NASA chief, Mike Griffin, gave two reality-based talks at the meeting on being cash-strapped. He did point out that he believed the Moon has been underestimated as to its usefulness and value - plenty of surprises there and many things to do on the Moon.
By the way, the military should also be interested in cis-lunar space (the space between the Earth and Moon), Griffin said. “If they weren’t, I would think they are idiots,” he advised.
But in plotting out the replanting of astronaut boots on the Moon, extensive use of pre-human lunar robotics doesn’t look to be in the financial cards.
“I’m not real optimistic,” Griffin told the scientists regarding any robot craft after NASA’s Lunar Reconnaissance Orbiter mission in late 2008.
At the Tempe gathering, Griffin also said the Orion Crew Exploration Vehicle (CEV) project was budget-starved.

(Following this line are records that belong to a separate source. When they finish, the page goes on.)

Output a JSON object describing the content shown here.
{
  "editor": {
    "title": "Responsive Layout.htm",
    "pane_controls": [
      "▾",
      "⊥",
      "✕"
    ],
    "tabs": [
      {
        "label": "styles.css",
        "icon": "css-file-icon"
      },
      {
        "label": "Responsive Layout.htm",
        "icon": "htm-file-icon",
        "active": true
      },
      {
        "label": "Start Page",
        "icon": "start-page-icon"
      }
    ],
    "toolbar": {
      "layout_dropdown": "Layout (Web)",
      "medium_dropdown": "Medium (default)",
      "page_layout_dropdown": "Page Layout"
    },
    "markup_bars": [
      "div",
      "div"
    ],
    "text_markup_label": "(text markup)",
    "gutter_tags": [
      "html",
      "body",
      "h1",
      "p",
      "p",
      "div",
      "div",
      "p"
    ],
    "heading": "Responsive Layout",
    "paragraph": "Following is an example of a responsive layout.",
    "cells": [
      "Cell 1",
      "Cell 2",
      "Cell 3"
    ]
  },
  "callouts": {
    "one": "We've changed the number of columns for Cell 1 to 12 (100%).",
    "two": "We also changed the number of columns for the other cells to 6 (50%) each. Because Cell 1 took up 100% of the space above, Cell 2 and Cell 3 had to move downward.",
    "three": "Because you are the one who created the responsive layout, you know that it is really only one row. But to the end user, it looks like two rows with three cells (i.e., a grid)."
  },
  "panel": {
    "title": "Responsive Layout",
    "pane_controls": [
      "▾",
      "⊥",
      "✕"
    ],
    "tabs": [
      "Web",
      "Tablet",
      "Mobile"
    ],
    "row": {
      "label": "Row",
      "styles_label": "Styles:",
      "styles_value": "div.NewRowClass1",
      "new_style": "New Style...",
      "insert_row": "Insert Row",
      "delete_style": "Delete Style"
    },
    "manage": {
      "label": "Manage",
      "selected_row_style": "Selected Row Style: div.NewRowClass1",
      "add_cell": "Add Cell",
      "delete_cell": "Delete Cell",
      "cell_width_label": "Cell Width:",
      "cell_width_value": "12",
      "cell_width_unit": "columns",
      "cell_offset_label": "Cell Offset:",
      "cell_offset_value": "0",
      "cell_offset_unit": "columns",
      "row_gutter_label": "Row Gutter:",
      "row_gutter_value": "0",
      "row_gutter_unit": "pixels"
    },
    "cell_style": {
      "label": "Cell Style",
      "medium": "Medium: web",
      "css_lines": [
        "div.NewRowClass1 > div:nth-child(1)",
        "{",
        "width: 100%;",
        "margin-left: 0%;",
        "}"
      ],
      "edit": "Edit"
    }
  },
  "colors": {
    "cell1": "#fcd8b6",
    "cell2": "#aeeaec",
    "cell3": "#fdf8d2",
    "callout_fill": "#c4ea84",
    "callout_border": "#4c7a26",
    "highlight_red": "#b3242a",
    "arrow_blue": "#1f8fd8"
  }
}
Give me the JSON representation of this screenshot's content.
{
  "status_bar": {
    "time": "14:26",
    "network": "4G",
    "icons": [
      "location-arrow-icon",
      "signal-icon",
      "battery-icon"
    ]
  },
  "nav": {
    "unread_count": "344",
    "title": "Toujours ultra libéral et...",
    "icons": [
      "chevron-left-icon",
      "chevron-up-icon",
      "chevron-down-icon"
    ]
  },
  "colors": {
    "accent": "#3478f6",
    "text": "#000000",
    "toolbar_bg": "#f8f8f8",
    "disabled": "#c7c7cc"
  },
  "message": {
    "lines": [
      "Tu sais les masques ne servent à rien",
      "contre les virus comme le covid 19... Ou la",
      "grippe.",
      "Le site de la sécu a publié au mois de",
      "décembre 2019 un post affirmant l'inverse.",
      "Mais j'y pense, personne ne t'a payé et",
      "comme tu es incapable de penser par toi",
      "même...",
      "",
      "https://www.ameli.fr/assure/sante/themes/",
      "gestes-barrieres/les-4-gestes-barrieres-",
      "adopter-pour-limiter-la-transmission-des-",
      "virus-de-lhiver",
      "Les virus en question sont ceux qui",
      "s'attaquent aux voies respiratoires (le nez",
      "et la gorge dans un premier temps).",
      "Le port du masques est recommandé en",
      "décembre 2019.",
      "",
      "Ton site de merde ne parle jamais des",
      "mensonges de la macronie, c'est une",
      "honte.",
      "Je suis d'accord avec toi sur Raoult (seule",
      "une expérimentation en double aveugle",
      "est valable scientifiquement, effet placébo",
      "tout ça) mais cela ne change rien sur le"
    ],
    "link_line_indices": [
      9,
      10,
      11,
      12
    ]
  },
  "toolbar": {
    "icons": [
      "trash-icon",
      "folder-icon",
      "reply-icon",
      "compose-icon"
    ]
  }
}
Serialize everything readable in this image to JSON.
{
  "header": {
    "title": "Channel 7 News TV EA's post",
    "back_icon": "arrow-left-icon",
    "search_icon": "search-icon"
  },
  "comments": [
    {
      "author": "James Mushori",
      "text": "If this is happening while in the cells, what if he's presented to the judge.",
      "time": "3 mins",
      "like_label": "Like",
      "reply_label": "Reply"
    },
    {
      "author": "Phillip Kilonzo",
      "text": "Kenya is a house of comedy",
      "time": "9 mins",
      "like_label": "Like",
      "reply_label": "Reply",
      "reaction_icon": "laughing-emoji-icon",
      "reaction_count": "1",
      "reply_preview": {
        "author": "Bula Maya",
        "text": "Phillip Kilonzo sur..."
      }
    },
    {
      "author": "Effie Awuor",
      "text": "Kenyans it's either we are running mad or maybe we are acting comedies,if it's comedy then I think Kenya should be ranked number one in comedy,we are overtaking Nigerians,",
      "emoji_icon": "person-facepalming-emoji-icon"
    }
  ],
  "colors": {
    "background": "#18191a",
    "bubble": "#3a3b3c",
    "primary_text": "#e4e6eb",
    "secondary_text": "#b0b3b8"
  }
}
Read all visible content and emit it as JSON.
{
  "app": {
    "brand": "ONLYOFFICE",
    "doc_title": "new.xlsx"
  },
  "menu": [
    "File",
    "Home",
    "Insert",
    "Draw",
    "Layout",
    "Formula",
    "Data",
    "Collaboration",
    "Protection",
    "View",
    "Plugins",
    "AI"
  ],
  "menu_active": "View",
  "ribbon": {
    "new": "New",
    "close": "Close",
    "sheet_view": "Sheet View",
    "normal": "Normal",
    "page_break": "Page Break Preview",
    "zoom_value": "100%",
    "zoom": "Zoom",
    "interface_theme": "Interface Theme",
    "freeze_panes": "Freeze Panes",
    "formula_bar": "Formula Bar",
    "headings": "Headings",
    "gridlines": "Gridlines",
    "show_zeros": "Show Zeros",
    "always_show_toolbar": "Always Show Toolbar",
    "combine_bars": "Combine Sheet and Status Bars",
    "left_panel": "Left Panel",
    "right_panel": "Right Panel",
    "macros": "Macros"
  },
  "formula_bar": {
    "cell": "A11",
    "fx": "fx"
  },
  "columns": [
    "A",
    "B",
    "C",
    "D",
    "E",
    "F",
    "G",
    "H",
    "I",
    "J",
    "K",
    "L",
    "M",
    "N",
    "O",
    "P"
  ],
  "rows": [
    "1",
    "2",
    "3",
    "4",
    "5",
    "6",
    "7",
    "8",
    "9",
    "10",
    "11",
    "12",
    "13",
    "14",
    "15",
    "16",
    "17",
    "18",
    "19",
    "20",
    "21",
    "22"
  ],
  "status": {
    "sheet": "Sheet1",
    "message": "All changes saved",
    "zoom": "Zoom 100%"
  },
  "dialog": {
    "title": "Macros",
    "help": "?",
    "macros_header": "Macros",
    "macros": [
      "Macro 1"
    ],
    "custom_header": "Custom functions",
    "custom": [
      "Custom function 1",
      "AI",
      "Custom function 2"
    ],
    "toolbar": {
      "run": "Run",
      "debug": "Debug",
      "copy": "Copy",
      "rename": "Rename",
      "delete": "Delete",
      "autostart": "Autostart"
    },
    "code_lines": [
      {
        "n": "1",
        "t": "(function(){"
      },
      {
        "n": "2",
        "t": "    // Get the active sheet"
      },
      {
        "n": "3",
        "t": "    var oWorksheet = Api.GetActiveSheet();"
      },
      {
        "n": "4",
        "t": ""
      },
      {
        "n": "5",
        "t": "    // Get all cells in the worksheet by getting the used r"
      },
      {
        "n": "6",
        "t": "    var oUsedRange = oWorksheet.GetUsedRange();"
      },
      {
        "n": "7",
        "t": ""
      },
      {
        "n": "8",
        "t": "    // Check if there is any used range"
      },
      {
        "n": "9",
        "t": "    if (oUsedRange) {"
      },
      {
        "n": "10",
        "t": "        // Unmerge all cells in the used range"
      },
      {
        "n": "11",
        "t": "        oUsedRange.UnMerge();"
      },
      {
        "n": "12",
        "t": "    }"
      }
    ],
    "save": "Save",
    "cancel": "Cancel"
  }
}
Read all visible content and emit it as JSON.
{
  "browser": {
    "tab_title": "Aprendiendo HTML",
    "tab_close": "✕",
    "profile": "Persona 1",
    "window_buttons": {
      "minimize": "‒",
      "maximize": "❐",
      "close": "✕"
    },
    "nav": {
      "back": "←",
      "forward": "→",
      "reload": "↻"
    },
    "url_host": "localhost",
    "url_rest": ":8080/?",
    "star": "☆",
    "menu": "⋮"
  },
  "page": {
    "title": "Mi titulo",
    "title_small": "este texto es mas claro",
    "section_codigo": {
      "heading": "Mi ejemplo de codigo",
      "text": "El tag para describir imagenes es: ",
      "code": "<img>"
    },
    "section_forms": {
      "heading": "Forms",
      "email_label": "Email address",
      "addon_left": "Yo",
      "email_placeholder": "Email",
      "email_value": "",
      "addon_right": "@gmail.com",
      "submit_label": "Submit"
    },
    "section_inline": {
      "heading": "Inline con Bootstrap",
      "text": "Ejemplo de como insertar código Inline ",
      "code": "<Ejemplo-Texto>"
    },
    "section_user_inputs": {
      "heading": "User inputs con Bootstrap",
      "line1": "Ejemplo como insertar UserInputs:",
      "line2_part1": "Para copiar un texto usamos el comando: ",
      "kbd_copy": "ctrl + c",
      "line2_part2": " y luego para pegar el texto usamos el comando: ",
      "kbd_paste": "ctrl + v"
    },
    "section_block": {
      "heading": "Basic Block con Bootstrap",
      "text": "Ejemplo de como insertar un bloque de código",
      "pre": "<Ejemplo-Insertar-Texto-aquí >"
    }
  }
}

That translates into the CEV not being ready until late 2014 - no earlier, under the best case, he said. By the time the NASA head winged his way back to Washington, D.C. to testify before Congress, the CEV readiness had slipped into 2015. Must be those hard-to-open airplane peanuts that gave Griffin extra time to number-crunch the CEV slip.
In their deliberations, however, lunar scientists stood their ground - or is it regolith? First of all, robot orbiters/landers are vital to better prepare for future Moon visitors. Also, there’s need for mobility of astronauts from a lunar outpost to maximize utilization of the Moon. Furthermore, engineers better make ample room in some sort of CEV cargo bay to shove out experiments into lunar orbit and down onto the Moon’s surface.
A wide range of “Tempe in a teapot” position statements from the scientists are expected to hit Griffin’s desk in a few months time via the NASA Advisory Council.